Et si vous en croisez une, dans un café branché ou une exposition, prenez le temps de l’observer. Passez la main sur le bois lisse. Essayez – juste pour voir – de vous asseoir. Vous sentirez alors ce frisson particulier, celui que procurent les objets qui ont changé le cours de l’histoire. Une chaise inconfortable, oui. Mais une chaise qui, plus d’un siècle après sa création, continue de poser la même question : et si la beauté résidait dans la simplicité des formes, et non dans leur complexité ?
06L’héritage invisible : quand Rietveld influence votre salon sans que vous le sachiez
Vous ne possédez probablement pas de chaise Rouge-Bleue. Vous n’habitez sans doute pas une maison aux cloisons coulissantes. Pourtant, l’ombre de Rietveld plane sur votre quotidien.
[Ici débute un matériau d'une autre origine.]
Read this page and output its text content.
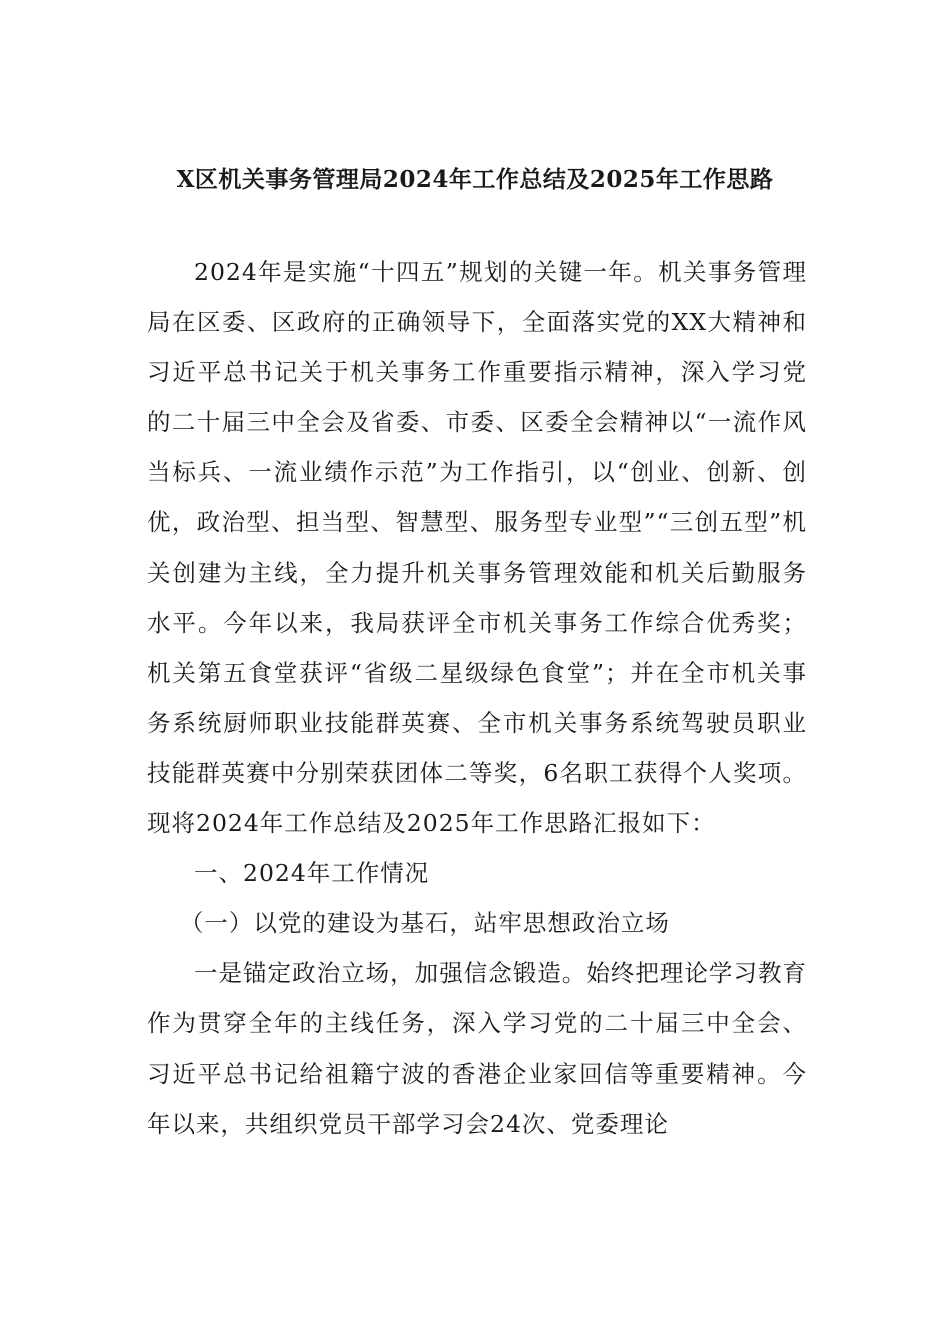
X区机关事务管理局2024年工作总结及2025年工作思路

2024年是实施“十四五”规划的关键一年。机关事务管理局在区委、区政府的正确领导下，全面落实党的XX大精神和习近平总书记关于机关事务工作重要指示精神，深入学习党的二十届三中全会及省委、市委、区委全会精神以“一流作风当标兵、一流业绩作示范”为工作指引，以“创业、创新、创优，政治型、担当型、智慧型、服务型专业型”“三创五型”机关创建为主线，全力提升机关事务管理效能和机关后勤服务水平。今年以来，我局获评全市机关事务工作综合优秀奖；机关第五食堂获评“省级二星级绿色食堂”；并在全市机关事务系统厨师职业技能群英赛、全市机关事务系统驾驶员职业技能群英赛中分别荣获团体二等奖，6名职工获得个人奖项。现将2024年工作总结及2025年工作思路汇报如下：

一、2024年工作情况

（一）以党的建设为基石，站牢思想政治立场

一是锚定政治立场，加强信念锻造。始终把理论学习教育作为贯穿全年的主线任务，深入学习党的二十届三中全会、习近平总书记给祖籍宁波的香港企业家回信等重要精神。今年以来，共组织党员干部学习会24次、党委理论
Regardez autour de vous. Ce canapé aux lignes épurées ? C’est lui. Cette étagère en bois brut, sans fioritures ? Lui encore. Cette cuisine ouverte, où chaque élément semble flotter dans l’espace ? Toujours lui.
Rietveld a été l’un des premiers à comprendre que le design n’est pas une question de style, mais d’usage. Qu’un objet doit d’abord servir, avant de plaire. Qu’une maison doit respirer avec ses habitants, pas les enfermer.
Et c’est peut-être là, dans cette discrétion, que réside sa plus grande victoire. Aujourd’hui, alors que nous sommes submergés par les objets, par les tendances, par le bruit visuel, son travail nous rappelle une vérité simple : parfois, il suffit d’une ligne droite, d’une couleur pure, d’un espace bien organisé pour transformer le monde.
Alors la prochaine fois que vous vous asseyez sur une chaise en bois brut, ou que vous poussez une porte aux angles parfaits, souvenez-vous : vous êtes peut-être, sans le savoir, en train de vivre dans l’héritage de Rietveld. Un héritage fait de vide, de lumière, et de ces quelques couleurs primaires qui, depuis un siècle, continuent de dessiner notre façon de voir – et d’habiter – le monde.